Ce qui est certain, c’est qu’il a laissé à Sarreguemines, ville de 20000 habitants annexée par l’Occupant en 1940 car considérée comme faisant partie d’une région germanique, le souvenir d’un homme extrêmement dévoué et efficace, une sorte de Santa Claus, de père Noël.
Bien entendu, comme l’écrit Jean-Michel Conrad, qui cite le producteur de cinéma Robert Evans, « il existe trois versions de chaque histoire, la tienne, la mienne et la vraie. Aucune n’est un mensonge, les souvenirs communs sont uniques pour chacun ».

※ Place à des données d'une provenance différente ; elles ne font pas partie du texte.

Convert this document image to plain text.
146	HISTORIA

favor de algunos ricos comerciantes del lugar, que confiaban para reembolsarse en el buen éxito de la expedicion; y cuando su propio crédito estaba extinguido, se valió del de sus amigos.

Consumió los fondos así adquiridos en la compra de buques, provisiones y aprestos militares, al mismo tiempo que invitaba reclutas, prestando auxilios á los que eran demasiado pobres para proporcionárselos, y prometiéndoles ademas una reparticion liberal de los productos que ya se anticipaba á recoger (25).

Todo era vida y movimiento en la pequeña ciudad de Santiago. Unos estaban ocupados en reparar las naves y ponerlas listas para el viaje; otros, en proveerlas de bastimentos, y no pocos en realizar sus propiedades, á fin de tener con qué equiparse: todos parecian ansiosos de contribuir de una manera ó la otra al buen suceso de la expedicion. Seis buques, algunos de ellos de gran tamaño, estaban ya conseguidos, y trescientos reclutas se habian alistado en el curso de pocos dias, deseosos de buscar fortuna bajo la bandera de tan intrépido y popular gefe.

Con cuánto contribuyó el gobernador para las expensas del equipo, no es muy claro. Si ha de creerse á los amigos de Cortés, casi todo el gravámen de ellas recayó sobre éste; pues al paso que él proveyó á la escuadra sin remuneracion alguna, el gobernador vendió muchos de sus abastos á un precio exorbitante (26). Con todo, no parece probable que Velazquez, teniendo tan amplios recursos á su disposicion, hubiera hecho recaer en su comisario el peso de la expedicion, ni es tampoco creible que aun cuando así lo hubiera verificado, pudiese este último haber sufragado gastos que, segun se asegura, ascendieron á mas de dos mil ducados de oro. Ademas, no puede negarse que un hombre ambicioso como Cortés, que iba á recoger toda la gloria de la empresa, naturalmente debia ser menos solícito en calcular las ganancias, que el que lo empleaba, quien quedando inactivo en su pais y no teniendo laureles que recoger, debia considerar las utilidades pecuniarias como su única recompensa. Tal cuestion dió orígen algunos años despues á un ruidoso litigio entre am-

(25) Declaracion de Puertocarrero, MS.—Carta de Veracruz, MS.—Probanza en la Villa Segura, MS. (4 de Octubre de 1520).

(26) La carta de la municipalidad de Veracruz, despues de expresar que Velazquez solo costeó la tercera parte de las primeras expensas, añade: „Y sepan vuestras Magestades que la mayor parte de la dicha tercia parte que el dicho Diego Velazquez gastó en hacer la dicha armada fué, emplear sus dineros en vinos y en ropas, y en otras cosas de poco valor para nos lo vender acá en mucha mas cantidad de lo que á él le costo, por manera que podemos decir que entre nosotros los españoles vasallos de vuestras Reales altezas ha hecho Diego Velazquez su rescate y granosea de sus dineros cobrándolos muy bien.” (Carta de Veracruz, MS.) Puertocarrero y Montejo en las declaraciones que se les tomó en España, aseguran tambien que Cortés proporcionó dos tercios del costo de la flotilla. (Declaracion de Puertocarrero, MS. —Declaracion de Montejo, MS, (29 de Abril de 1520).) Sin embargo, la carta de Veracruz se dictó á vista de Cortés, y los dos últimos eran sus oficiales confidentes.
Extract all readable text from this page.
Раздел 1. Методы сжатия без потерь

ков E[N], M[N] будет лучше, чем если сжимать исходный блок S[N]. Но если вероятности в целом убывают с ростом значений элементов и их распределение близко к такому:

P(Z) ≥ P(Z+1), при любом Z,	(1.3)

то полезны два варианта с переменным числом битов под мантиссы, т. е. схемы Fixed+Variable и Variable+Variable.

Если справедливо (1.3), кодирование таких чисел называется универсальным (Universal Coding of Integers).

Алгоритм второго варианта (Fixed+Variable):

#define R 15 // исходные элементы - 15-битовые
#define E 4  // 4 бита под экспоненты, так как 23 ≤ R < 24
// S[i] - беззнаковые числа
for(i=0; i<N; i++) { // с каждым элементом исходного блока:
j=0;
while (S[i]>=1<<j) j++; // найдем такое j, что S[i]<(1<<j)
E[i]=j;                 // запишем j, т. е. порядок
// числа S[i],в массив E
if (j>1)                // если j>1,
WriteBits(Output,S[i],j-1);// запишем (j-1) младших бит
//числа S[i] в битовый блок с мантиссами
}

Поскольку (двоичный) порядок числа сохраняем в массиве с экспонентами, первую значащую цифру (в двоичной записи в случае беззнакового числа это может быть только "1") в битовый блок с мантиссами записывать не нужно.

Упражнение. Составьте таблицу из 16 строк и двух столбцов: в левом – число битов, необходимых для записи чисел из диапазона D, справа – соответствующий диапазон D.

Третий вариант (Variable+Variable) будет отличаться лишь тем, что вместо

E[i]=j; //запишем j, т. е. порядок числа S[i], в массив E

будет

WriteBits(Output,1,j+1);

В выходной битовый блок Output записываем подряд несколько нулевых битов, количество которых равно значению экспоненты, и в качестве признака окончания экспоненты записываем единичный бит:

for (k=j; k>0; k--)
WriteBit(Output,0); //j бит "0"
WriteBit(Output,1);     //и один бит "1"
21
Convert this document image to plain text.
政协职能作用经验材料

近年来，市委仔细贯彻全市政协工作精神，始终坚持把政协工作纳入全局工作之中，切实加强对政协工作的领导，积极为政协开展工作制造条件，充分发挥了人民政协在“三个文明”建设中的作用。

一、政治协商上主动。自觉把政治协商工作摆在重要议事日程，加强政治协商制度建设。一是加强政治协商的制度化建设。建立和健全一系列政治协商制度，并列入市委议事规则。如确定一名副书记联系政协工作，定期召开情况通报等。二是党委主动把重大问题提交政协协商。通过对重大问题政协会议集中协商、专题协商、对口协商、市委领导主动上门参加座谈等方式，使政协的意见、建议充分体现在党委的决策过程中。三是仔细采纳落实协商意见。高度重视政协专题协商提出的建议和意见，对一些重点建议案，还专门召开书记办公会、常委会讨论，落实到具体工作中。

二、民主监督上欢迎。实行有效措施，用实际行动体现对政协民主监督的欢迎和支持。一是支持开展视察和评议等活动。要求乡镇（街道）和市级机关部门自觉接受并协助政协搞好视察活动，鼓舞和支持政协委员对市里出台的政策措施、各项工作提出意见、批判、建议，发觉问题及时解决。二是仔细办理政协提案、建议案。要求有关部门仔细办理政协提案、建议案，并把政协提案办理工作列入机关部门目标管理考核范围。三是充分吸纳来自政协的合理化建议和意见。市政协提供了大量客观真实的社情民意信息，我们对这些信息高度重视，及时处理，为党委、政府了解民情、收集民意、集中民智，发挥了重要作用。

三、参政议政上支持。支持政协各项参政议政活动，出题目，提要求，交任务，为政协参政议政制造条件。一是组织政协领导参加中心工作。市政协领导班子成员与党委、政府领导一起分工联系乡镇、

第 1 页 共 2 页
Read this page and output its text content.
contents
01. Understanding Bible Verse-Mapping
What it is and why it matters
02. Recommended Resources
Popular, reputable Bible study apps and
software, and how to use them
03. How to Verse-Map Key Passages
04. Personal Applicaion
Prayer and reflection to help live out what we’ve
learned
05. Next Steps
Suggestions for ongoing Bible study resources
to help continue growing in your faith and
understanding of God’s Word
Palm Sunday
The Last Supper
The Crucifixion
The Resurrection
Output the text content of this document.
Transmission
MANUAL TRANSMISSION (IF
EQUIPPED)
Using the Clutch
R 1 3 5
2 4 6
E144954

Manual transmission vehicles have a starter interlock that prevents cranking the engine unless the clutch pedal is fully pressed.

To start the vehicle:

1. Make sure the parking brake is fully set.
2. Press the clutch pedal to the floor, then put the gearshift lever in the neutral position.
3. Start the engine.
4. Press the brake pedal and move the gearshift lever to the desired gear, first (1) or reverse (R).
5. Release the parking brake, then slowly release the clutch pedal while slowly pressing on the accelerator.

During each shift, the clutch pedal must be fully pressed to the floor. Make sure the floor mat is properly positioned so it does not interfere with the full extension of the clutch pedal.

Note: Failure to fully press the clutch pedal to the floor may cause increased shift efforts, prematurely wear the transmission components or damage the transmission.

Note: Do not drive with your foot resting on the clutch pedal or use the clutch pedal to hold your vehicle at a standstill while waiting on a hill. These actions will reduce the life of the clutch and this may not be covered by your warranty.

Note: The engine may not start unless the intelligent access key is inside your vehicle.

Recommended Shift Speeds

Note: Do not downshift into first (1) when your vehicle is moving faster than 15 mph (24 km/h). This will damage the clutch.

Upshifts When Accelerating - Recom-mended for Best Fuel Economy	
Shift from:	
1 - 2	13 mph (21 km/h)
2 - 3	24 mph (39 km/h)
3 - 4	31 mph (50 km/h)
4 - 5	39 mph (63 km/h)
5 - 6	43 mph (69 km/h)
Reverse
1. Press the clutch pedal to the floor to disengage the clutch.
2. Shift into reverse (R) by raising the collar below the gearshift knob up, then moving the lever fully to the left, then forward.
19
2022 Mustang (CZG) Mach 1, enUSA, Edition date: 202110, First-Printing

Un square de Sarreguemines porte son nom
L’histoire du major Bennett nous est racontée grâce à de nombreux témoignages, dont celui d grand-père de J.M. Conrad. Une chose est certaine : les habitants de Sarreguemines ont le sentiment que cet homme les a sauvés. Ils ont donné son nom à un square de la ville, et ont organisé diverses cérémonies pour marquer leur gratitude.
Je parlais d’une « histoire par le petit bout de la lorgnette », au début de cet article. Ces histoires-là ont rarement droit au souvenir des hommes. Grâce à son dévouement, et grâce à la persévérance des sarregueminois qui en ont bénéficié, il n’en sera pas tout-à-fait de même pour le Major Bennett. Et c’est tant mieux.
Madeleine Cruz
Major Bennett, par Jean-Michel Conrad, 156 p., Ed. Godefroy de Bouillon, 2024.
Chère Madeleine,
Merci de nous donner une autre version de l’Amérique et des Américains. Ce diable de commandant Conrad, Français-Lorrain à 100/100 et fier de l’être, fait revivre deux héros, son grand-père Marcel Pierron et ce major Américain (commandant US) qui s’est acharné à nourrir et à loger quantité de réfugiés de Sarreguemines et environs, en 1944. Il devait le payer de sa vie, abattu par un tireur d’élite alors qu’il avait mené sa mission avec succès. Une histoire qui devrait plaire à certain Michel Sardou qui chantait contre vents et marées (de gauche) « Si les Ricains n’étaient pas là. J’ai eu l’insigne honneur de la lire à peine paru. Emouvant, drôle aussi et historique : Une réussite ! Bravo Jean-Michel Conrad, merci chère Madeleine.